1977-05-18 - A UNIDADE DA ESQUERDA - MES

A UNIDADE DA ESQUERDA
AS ALIANÇAS

Célula do ISE
1. BREVE ANÁLISE DA ACTUAL FASE DA LUTA DE CLASSES E DA SITUAÇÃO POLÍTICA GERAL
2. A QUESTÃO DA UNIDADE DA ESQUERDA E DAS ALIANÇAS.
3. ACERCA DO “PROJECTO DE ESQUERDA” DA UEC, “PARA SALVAR A CRISE”

1. – BREVE ANÁLISE DA ACTUAL FASE DA LUTA DE CLASSES E DA SITUAÇÃO POLÍTICA GERAL

1.1 O MES tem tido no ISE ao longo dos últimos 4 anos, um trabalho de grande responsabilidade na organização e na luta dos estudantes e profs. progressistas contra o fascismo e a guerra colonial numa fase, pelo aprofundamento das conquistas democráticas e revolucionárias na fase pós-25 de Abril, e final mente na resistência à recuperação capitalista do ensino em curso, conduzida pelo Ministério de Cardia.
1.2 Estes últimos 4 anos foram precisamente anos em que pesadas páginas da História do povo português foram passadas. Anos breves em que a estrutura política económica e social e o papel do Movimento Estudantil sofreram profundas mutações. Nessas mutações bruscas da luta de classes e no rumo histórico do nosso país e na ausência de um Partido Revolucionário da Classe Operaria capaz de dirigir com êxito o processo revolucionário, várias vezes as forças revolucionárias sofreram fortemente os embates da contra-revolução, soçobraram a influência do revisionismo - e em certas outras, se colocaram também destacadamente na vanguarda política.

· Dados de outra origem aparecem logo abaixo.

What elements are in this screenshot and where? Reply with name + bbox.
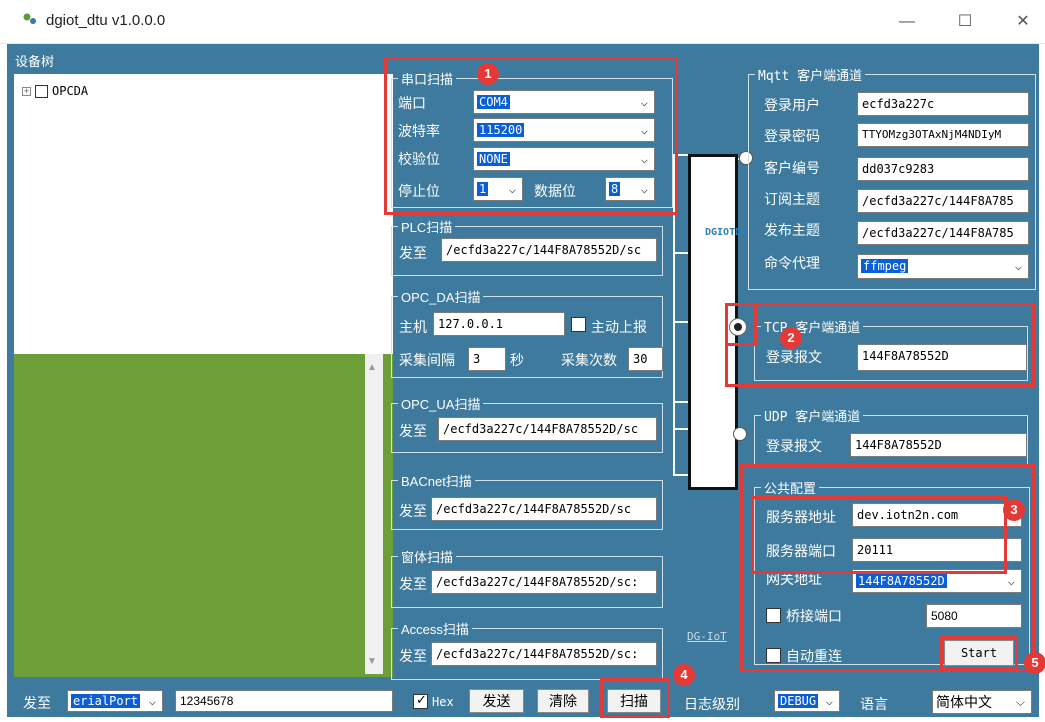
- annotation-box-3b: [751, 496, 1007, 574]
- chevron-down-icon: ⌵: [1015, 695, 1025, 709]
- mqtt-proxy-label: 命令代理: [764, 255, 820, 271]
- host-label: 主机: [399, 319, 427, 335]
- plc-scan-title: PLC扫描: [398, 217, 456, 236]
- annotation-box-2: [725, 303, 1035, 387]
- bacnet-send-label: 发至: [399, 503, 427, 519]
- tree-node-opcda[interactable]: + OPCDA: [22, 84, 88, 98]
- interval-label: 采集间隔: [399, 352, 455, 368]
- mqtt-sub-field[interactable]: /ecfd3a227c/144F8A785: [857, 189, 1029, 213]
- device-tree-label: 设备树: [15, 54, 55, 69]
- access-send-label: 发至: [399, 648, 427, 664]
- annotation-badge-4: 4: [673, 664, 695, 686]
- log-panel: [14, 352, 393, 677]
- auto-report-checkbox[interactable]: [571, 317, 586, 332]
- mqtt-password-label: 登录密码: [764, 128, 820, 144]
- annotation-badge-2: 2: [780, 327, 802, 349]
- udp-login-field[interactable]: 144F8A78552D: [850, 433, 1027, 457]
- auto-report-label: 主动上报: [591, 319, 647, 335]
- minimize-button[interactable]: —: [887, 8, 927, 36]
- udp-login-label: 登录报文: [766, 438, 822, 454]
- mqtt-client-field[interactable]: dd037c9283: [857, 157, 1029, 181]
- bus-label: DGIOTDTU: [705, 227, 754, 238]
- access-topic-field[interactable]: /ecfd3a227c/144F8A78552D/sc:: [431, 642, 657, 666]
- opc-da-title: OPC_DA扫描: [398, 287, 484, 306]
- send-target-select[interactable]: erialPort ⌵: [67, 690, 163, 712]
- udp-title: UDP 客户端通道: [761, 406, 864, 425]
- hex-label: Hex: [432, 695, 454, 709]
- bacnet-title: BACnet扫描: [398, 471, 475, 490]
- chevron-down-icon: ⌵: [825, 694, 833, 708]
- window-title: dgiot_dtu v1.0.0.0: [46, 12, 166, 29]
- annotation-badge-5: 5: [1024, 652, 1045, 674]
- tree-node-checkbox[interactable]: [35, 84, 48, 98]
- title-bar: dgiot_dtu v1.0.0.0 — ☐ ✕: [0, 0, 1045, 44]
- language-value: 简体中文: [936, 694, 992, 710]
- log-level-value: DEBUG: [778, 694, 819, 708]
- window-scan-title: 窗体扫描: [398, 547, 457, 566]
- mqtt-user-label: 登录用户: [764, 97, 820, 113]
- mqtt-password-field[interactable]: TTYOMzg3OTAxNjM4NDIyM: [857, 123, 1029, 147]
- language-label: 语言: [860, 696, 888, 712]
- log-scrollbar[interactable]: [365, 354, 383, 674]
- opc-ua-send-label: 发至: [399, 423, 427, 439]
- mqtt-title: Mqtt 客户端通道: [755, 65, 866, 84]
- dgiot-footer-link[interactable]: DG-IoT: [687, 630, 727, 643]
- language-select[interactable]: 简体中文 ⌵: [932, 690, 1032, 714]
- annotation-box-4: [600, 678, 670, 718]
- chevron-down-icon: ⌵: [148, 694, 156, 708]
- annotation-box-5: [940, 636, 1018, 670]
- annotation-badge-1: 1: [477, 63, 499, 85]
- main-panel: 设备树 + OPCDA ▲ ▼ 串口扫描 端口 COM4 ⌵ 波特率 11520…: [7, 44, 1045, 718]
- opc-ua-topic-field[interactable]: /ecfd3a227c/144F8A78552D/sc: [438, 417, 657, 441]
- count-field[interactable]: 30: [628, 347, 663, 371]
- send-target-value: erialPort: [71, 694, 141, 708]
- device-tree[interactable]: + OPCDA: [14, 74, 393, 352]
- mqtt-sub-label: 订阅主题: [764, 191, 820, 207]
- interval-unit: 秒: [510, 352, 524, 368]
- count-label: 采集次数: [561, 352, 617, 368]
- window-send-label: 发至: [399, 576, 427, 592]
- bacnet-topic-field[interactable]: /ecfd3a227c/144F8A78552D/sc: [431, 497, 657, 521]
- mqtt-proxy-select[interactable]: ffmpeg ⌵: [857, 254, 1029, 279]
- bottom-send-label: 发至: [23, 695, 51, 711]
- scroll-up-icon[interactable]: ▲: [367, 362, 377, 373]
- annotation-badge-3: 3: [1003, 499, 1025, 521]
- host-field[interactable]: 127.0.0.1: [433, 312, 565, 336]
- mqtt-user-field[interactable]: ecfd3a227c: [857, 92, 1029, 116]
- close-button[interactable]: ✕: [1003, 8, 1043, 36]
- annotation-box-2b: [725, 303, 757, 346]
- payload-field[interactable]: 12345678: [175, 690, 393, 712]
- maximize-button[interactable]: ☐: [945, 8, 985, 36]
- send-button[interactable]: 发送: [469, 689, 524, 713]
- hex-checkbox[interactable]: [413, 692, 428, 709]
- mqtt-pub-field[interactable]: /ecfd3a227c/144F8A785: [857, 221, 1029, 245]
- tree-node-label: OPCDA: [52, 84, 89, 98]
- window-topic-field[interactable]: /ecfd3a227c/144F8A78552D/sc:: [431, 570, 657, 594]
- scroll-down-icon[interactable]: ▼: [367, 656, 377, 667]
- proxy-value: ffmpeg: [861, 259, 909, 273]
- expand-icon[interactable]: +: [22, 86, 31, 96]
- log-level-select[interactable]: DEBUG ⌵: [774, 690, 840, 712]
- annotation-box-1: [384, 57, 678, 215]
- opc-ua-title: OPC_UA扫描: [398, 394, 484, 413]
- mqtt-client-label: 客户编号: [764, 160, 820, 176]
- plc-topic-field[interactable]: /ecfd3a227c/144F8A78552D/sc: [441, 238, 657, 262]
- log-level-label: 日志级别: [684, 696, 740, 712]
- access-scan-title: Access扫描: [398, 619, 472, 638]
- udp-connector-dot[interactable]: [733, 427, 747, 441]
- chevron-down-icon: ⌵: [1014, 259, 1022, 273]
- interval-field[interactable]: 3: [468, 347, 506, 371]
- plc-send-label: 发至: [399, 245, 427, 261]
- clear-button[interactable]: 清除: [537, 689, 589, 713]
- app-logo-icon: [23, 13, 36, 24]
- mqtt-pub-label: 发布主题: [764, 222, 820, 238]
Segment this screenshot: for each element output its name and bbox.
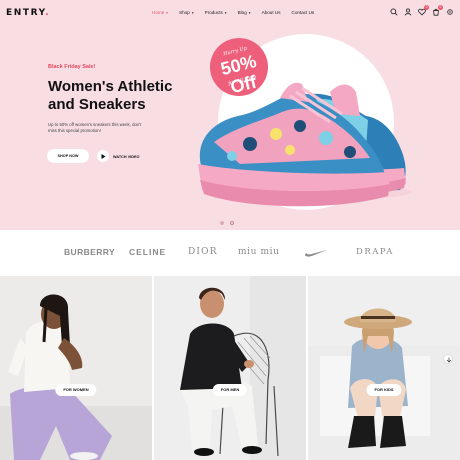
cart-icon[interactable]: 0 xyxy=(432,5,443,16)
chevron-down-icon: ▾ xyxy=(248,10,251,15)
settings-icon[interactable] xyxy=(446,8,454,16)
slider-dot-1[interactable] xyxy=(220,221,224,225)
brand-miu-miu[interactable]: miu miu xyxy=(238,247,279,257)
main-nav: Home ▾ Shop ▾ Products ▾ Blog ▾ About Us Con… xyxy=(152,10,325,15)
slider-dot-2[interactable] xyxy=(230,221,234,225)
user-icon[interactable] xyxy=(404,8,412,16)
hero-banner: Black Friday Sale! Women's Athletic and … xyxy=(0,26,460,230)
arrow-down-icon xyxy=(446,357,452,363)
site-header: ENTRY. Home ▾ Shop ▾ Products ▾ Blog ▾ About… xyxy=(0,0,460,26)
chevron-down-icon: ▾ xyxy=(224,10,227,15)
brand-logos: BURBERRY CELINE DIOR miu miu DRAPA xyxy=(0,230,460,276)
hero-title: Women's Athletic and Sneakers xyxy=(48,78,173,113)
for-kids-button[interactable]: FOR KIDS xyxy=(366,384,402,396)
nav-shop[interactable]: Shop ▾ xyxy=(179,10,194,15)
slider-dots xyxy=(220,221,234,225)
for-men-button[interactable]: FOR MEN xyxy=(212,384,248,396)
brand-drapa[interactable]: DRAPA xyxy=(356,247,394,257)
category-kids[interactable]: FOR KIDS xyxy=(308,276,460,460)
nike-swoosh-icon[interactable] xyxy=(304,248,328,258)
chevron-down-icon: ▾ xyxy=(166,10,169,15)
nav-contact-us[interactable]: Contact Us xyxy=(292,10,315,15)
play-video-button[interactable] xyxy=(97,150,109,162)
scroll-down-button[interactable] xyxy=(443,354,453,364)
kids-photo xyxy=(308,276,460,460)
category-men[interactable]: FOR MEN xyxy=(154,276,306,460)
wishlist-count-badge: 0 xyxy=(424,5,429,10)
shop-now-button[interactable]: SHOP NOW xyxy=(47,149,89,163)
nav-blog[interactable]: Blog ▾ xyxy=(238,10,251,15)
search-icon[interactable] xyxy=(390,8,398,16)
hero-description: Up to 50% off women's sneakers this week… xyxy=(48,122,142,133)
women-photo xyxy=(0,276,152,460)
category-women[interactable]: FOR WOMEN xyxy=(0,276,152,460)
play-icon xyxy=(101,153,106,159)
brand-celine[interactable]: CELINE xyxy=(129,247,166,257)
nav-about-us[interactable]: About Us xyxy=(262,10,281,15)
cart-count-badge: 0 xyxy=(438,5,443,10)
header-actions: 0 0 xyxy=(390,5,454,16)
men-photo xyxy=(154,276,306,460)
for-women-button[interactable]: FOR WOMEN xyxy=(55,384,97,396)
brand-burberry[interactable]: BURBERRY xyxy=(64,247,115,257)
nav-products[interactable]: Products ▾ xyxy=(205,10,227,15)
hero-kicker: Black Friday Sale! xyxy=(48,64,96,70)
watch-video-label[interactable]: WATCH VIDEO xyxy=(113,155,140,159)
heart-icon[interactable]: 0 xyxy=(418,5,429,16)
logo[interactable]: ENTRY. xyxy=(6,8,50,18)
chevron-down-icon: ▾ xyxy=(191,10,194,15)
nav-home[interactable]: Home ▾ xyxy=(152,10,168,15)
brand-dior[interactable]: DIOR xyxy=(188,247,218,257)
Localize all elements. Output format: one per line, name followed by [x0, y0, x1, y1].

Tal aconteceu no 25 de Novembro e nas eleições das autarquias, mas sucedeu igualmente no Documento-Guia Povo-MFA, nos SUV, na FUR, no documento COPCON, na lª Assembleia Popular local (Pontinha) e em geral se bem que limitadamente nas fábricas sob Controle Operário, em importantes zonas da Reforma Agrária, na luta dos Bairros Pobres e Degradados e no Movimento Estudantil aprofundando a Gestão Democrática.
1.3 A esta trajectória, sucede-se outra mais dura após o 25 de Novembro. O movimento histórico que vivemos é difícil para uma alternativa revolucionária. É uma fase de grande ofensiva económica do capital e em particular do imperialismo e simultaneamente uma fase de apaziguamento politico na Assembleia da República - órgão central da nossa democracia burguesa limitada. Ninguém quer neste momento derrubar este governo minoritário. O grande capital e o imperialismo por que não têm ainda alternativa consistente e segura e porque no essencial a sua política lhe é satisfatória - pretendem "somente”: impor-lhe mais condições e um ritmo mais acelerado para a recuperação capitalista e anexação imperialista. Os revisionistas do PCP tão só pretendem um "entendimento democrático" com a social-democracia para um arranque económico sob a "maioria de esquerda" ou sob a "maioria constitucional” (veja-se a última conferencia de A. Cunhal em que este se mostra receptivo a uma plataforma que vá até ao PSD/PPD). Os Revolucionários por sua vez não apontam nenhuma via imediata para o poder porque não estão em condições de conduzir uma ofensiva vitoriosa.
1.4 Nesta situação, nada mais natural do que o estreitamento da base de apoio revolucionária. A atracção do reformismo conciliador, a ilusão de um Pacto mais favorável aos trabalhadores e a existência de um único partido forte de massas (o PCP) desenvolve-se com a vontade.
Uma solução para a crise no âmbito parlamentar sem roturas nas forças armadas, apoiada no "sectores não-capitalistas" da economia a reconduzir o país para o socialismo, tal e a demagogia do PCP.
Uma forte resistência não negociada com a direita, uma Resistência Popular Activa às desintervenções ao decreto dos 15% da Contratação Colectiva, a divisão do Movimento Sindical, ao aumento do custo de vida e a desenfreada acumulação capitalista, a repressão governamental através da GNR e PSP, a asfixia económica da Reforma Agrária e às desanexações, uma forte resistência a reintegração dos fascistas, como no processo de Coimbra, tal e a bandeira de luta dos Revolucionários.
OS REVOLUCIONÁRIOS NÃO NEGOCEIAM COM A SOCIAL-DEMOCRACIA O GRAU DE EXPLORAÇÃO DA CLASSE OPERÁRIA E DO POVO PORTUGUÊS E A PARTILHA IMPERIALISTA DO NOSSO PAÍS. OS REVOLUCIONÁRIOS RESISTEM NO PRESENTE, TRABALHANDO PARA O FUTURO, TRABALHANDO PARA A CONSTRUÇÃO DE UMA VANGUARDA POLÍTICA CAPAZ DE ERGUER A UNIDADE POPULAR, CONTINUA A SER UM IMPERATIVO HISTÓRICO.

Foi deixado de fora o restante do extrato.